We are familiar with recent scholarship that challenges the prevailing (although old) Supreme Court doctrine regarding the original intent of the Second Amendment. This scholarship argues that the amendment was specifically intended to protect the right of individuals to own and bear arms, whereas the Supreme Court had held that its intent was to secure the states' right to maintain militias as a hedge against federal power. Both claims are probably correct because in the 18th century the militia consisted of citizens who brought their own arms.

As in other disputes about the meaning of constitutional provisions, the attempt to discern a specific original intent is of limited use, and certainly not dispositive, in setting modern arguments. One has to look beyond the specific 18th-century circumstances and instead try to discern what broad purpose or value was being served, and how that might be served today.

The Bill of Rights clearly was passed to protect citizens and states from federal power, and not to restrain state powers. Thus the Second Amendment did not prevent state or local governments from disarming individuals—e.g., no one ever suggested that Wyatt Earp and other local lawmen who disarmed people in Dodge City and other western towns were violating the Second Amendment—because everyone understood that it only created a right against the federal government. Its purpose was to maintain the local means to resist potential tyranny by the federal government.

In light of this underlying broad purpose, it is difficult to discern the relevance of the Second Amendment today. State laws that attempt to disarm individuals as a way of reducing violent crime seem to have little to do with resisting the tyranny of the national government, and seem more analogous to the sort of disarming that western sheriffs imposed on townspeople without anyone seeing a Second Amendment violation.
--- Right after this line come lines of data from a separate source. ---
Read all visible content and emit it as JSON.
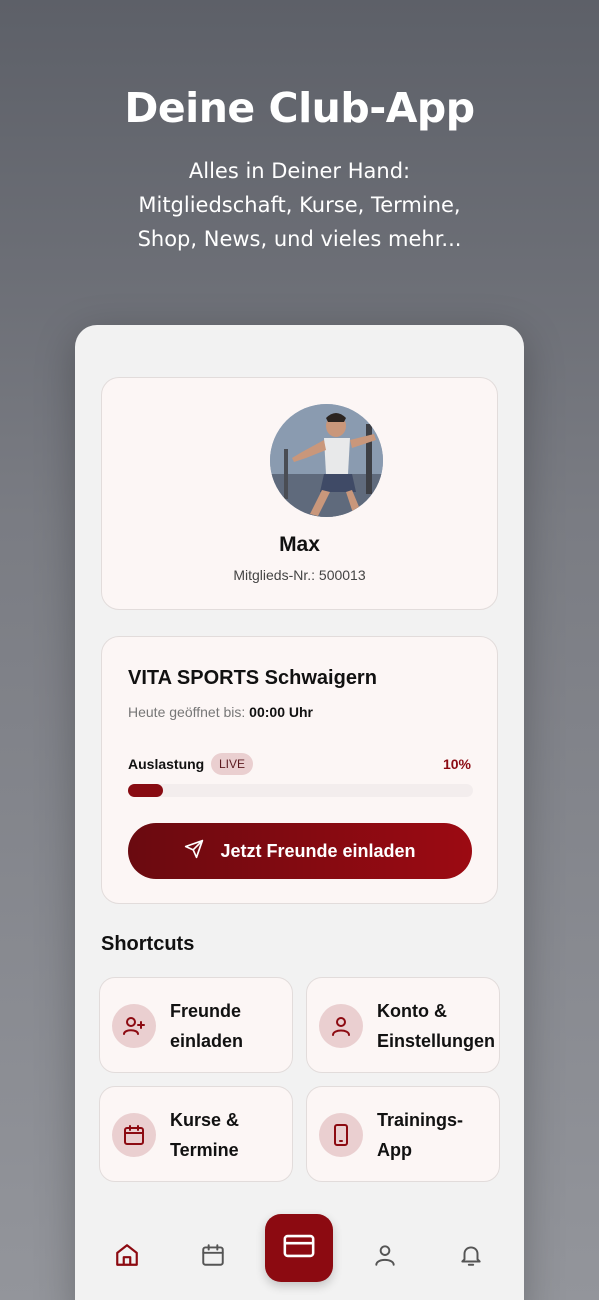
{
  "hero": {
    "title": "Deine Club-App",
    "subtitle_lines": [
      "Alles in Deiner Hand:",
      "Mitgliedschaft, Kurse, Termine,",
      "Shop, News, und vieles mehr..."
    ]
  },
  "profile": {
    "name": "Max",
    "member_number": "Mitglieds-Nr.: 500013"
  },
  "club": {
    "name": "VITA SPORTS Schwaigern",
    "open_label": "Heute geöffnet bis:",
    "open_value": "00:00 Uhr",
    "load_label": "Auslastung",
    "live_badge": "LIVE",
    "load_percent_text": "10%",
    "load_fraction": 0.1,
    "invite_button": "Jetzt Freunde einladen"
  },
  "shortcuts": {
    "title": "Shortcuts",
    "items": [
      {
        "line1": "Freunde",
        "line2": "einladen",
        "icon": "user-plus-icon"
      },
      {
        "line1": "Konto &",
        "line2": "Einstellungen",
        "icon": "user-icon"
      },
      {
        "line1": "Kurse &",
        "line2": "Termine",
        "icon": "calendar-icon"
      },
      {
        "line1": "Trainings-",
        "line2": "App",
        "icon": "smartphone-icon"
      }
    ]
  },
  "nav": {
    "items": [
      "home-icon",
      "calendar-icon",
      "card-icon",
      "user-icon",
      "bell-icon"
    ],
    "active": "home-icon"
  },
  "colors": {
    "accent": "#8c0a11",
    "card_bg": "#fcf6f5",
    "icon_bg": "#eacfd0"
  }
}
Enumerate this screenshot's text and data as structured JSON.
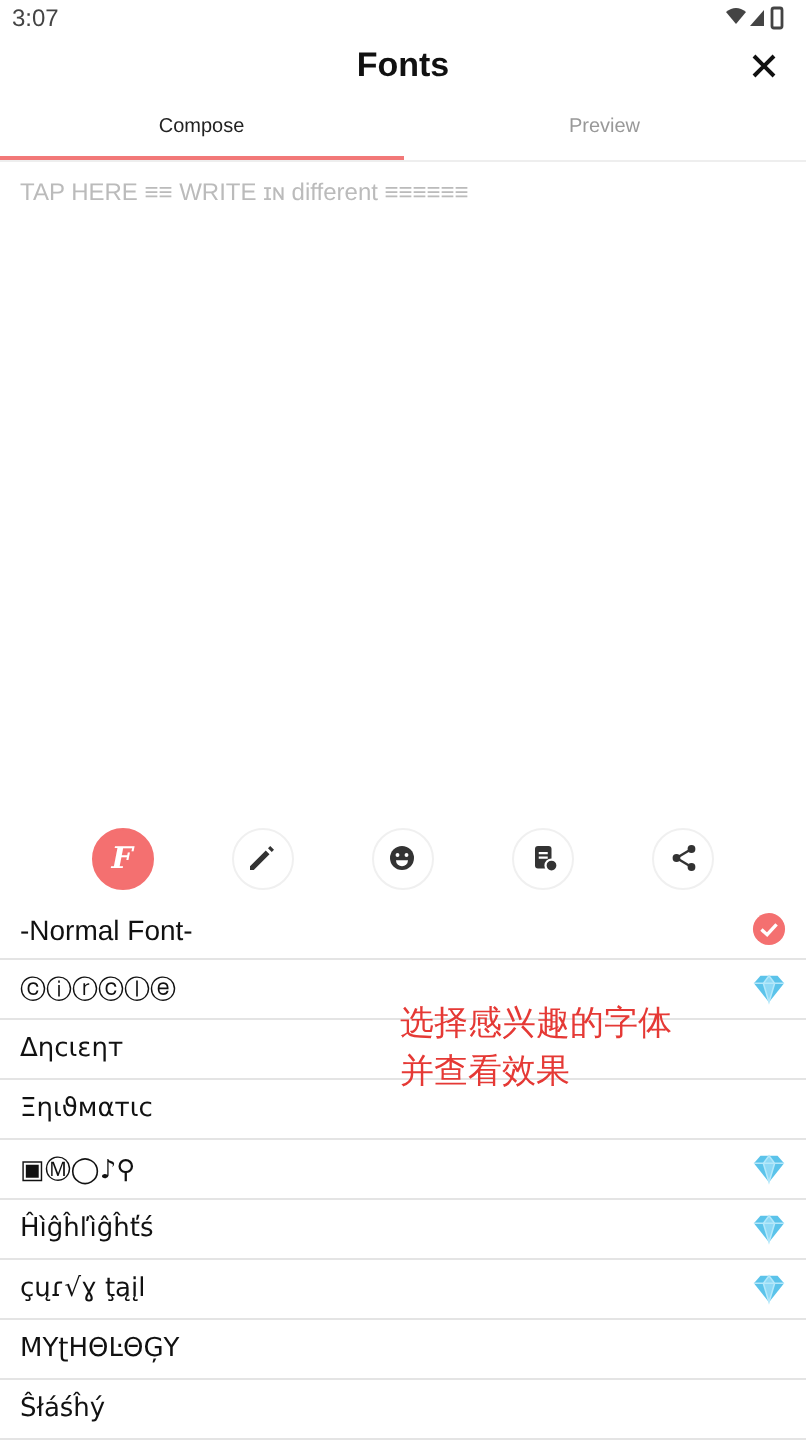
{
  "status_bar": {
    "time": "3:07"
  },
  "header": {
    "title": "Fonts"
  },
  "tabs": [
    {
      "label": "Compose",
      "selected": true
    },
    {
      "label": "Preview",
      "selected": false
    }
  ],
  "editor": {
    "placeholder": "TAP HERE ≡≡ WRITE ɪɴ different ≡≡≡≡≡≡"
  },
  "toolbar": [
    {
      "kind": "font",
      "selected": true,
      "glyph": "F"
    },
    {
      "kind": "pen",
      "selected": false
    },
    {
      "kind": "emoji",
      "selected": false
    },
    {
      "kind": "saved",
      "selected": false
    },
    {
      "kind": "share",
      "selected": false
    }
  ],
  "fonts": [
    {
      "name": "-Normal Font-",
      "selected": true
    },
    {
      "name": "ⓒⓘⓡⓒⓛⓔ",
      "selected": false,
      "premium": true
    },
    {
      "name": "Δηcιεηт",
      "selected": false,
      "premium": false
    },
    {
      "name": "Ξηιϑмαтιc",
      "selected": false,
      "premium": false
    },
    {
      "name": "▣Ⓜ◯♪⚲",
      "selected": false,
      "premium": true
    },
    {
      "name": "Ĥìĝĥľìĝĥťś",
      "selected": false,
      "premium": true
    },
    {
      "name": "çųɾ√ɣ ţąįl",
      "selected": false,
      "premium": true
    },
    {
      "name": "ΜΥʈΗΘĿΘĢΥ",
      "selected": false,
      "premium": false
    },
    {
      "name": "Ŝłáśĥý",
      "selected": false,
      "premium": false
    }
  ],
  "annotation": {
    "lines": [
      "选择感兴趣的字体",
      "并查看效果"
    ]
  }
}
The strongest civil libertarian reason for opposing gun control laws is the same that motivated the original drafters of the Second Amendment: to maintain the ability to resist armed tyranny by the government. But if armed tyranny comes from Washington, it will not come armed with pistols. In the modern world, no citizenry can effectively resist an armed government with handguns alone. So to achieve the desired purpose, one would have to argue that in the modern world, the Second Amendment confers the right of individuals to own tanks, bazookas, anti-aircraft missiles, jet fighters, attack helicopters, and even tactical nuclear weapons. I know of no Second Amendment advocate who takes that position, but without it, the civil liberties underpinning of the argument collapses. Once all this heavier weaponry is banned, the ability to resist a standing professional military is practically non-existent.

Moreover, since the Second Amendment refers only to "arms" and does not distinguish among types of arms, any concession that the Second Amendment does not protect an individual's right to own a tank or nuclear weapon introduces a "rule of reason" not explicitly present in the Amendment's language. If such a "rule of reason" can be invoked to justify banning individual ownership of tanks and nuclear arms, why can't it also be used to ban, say assault rifles or to require registration while permitting ownership?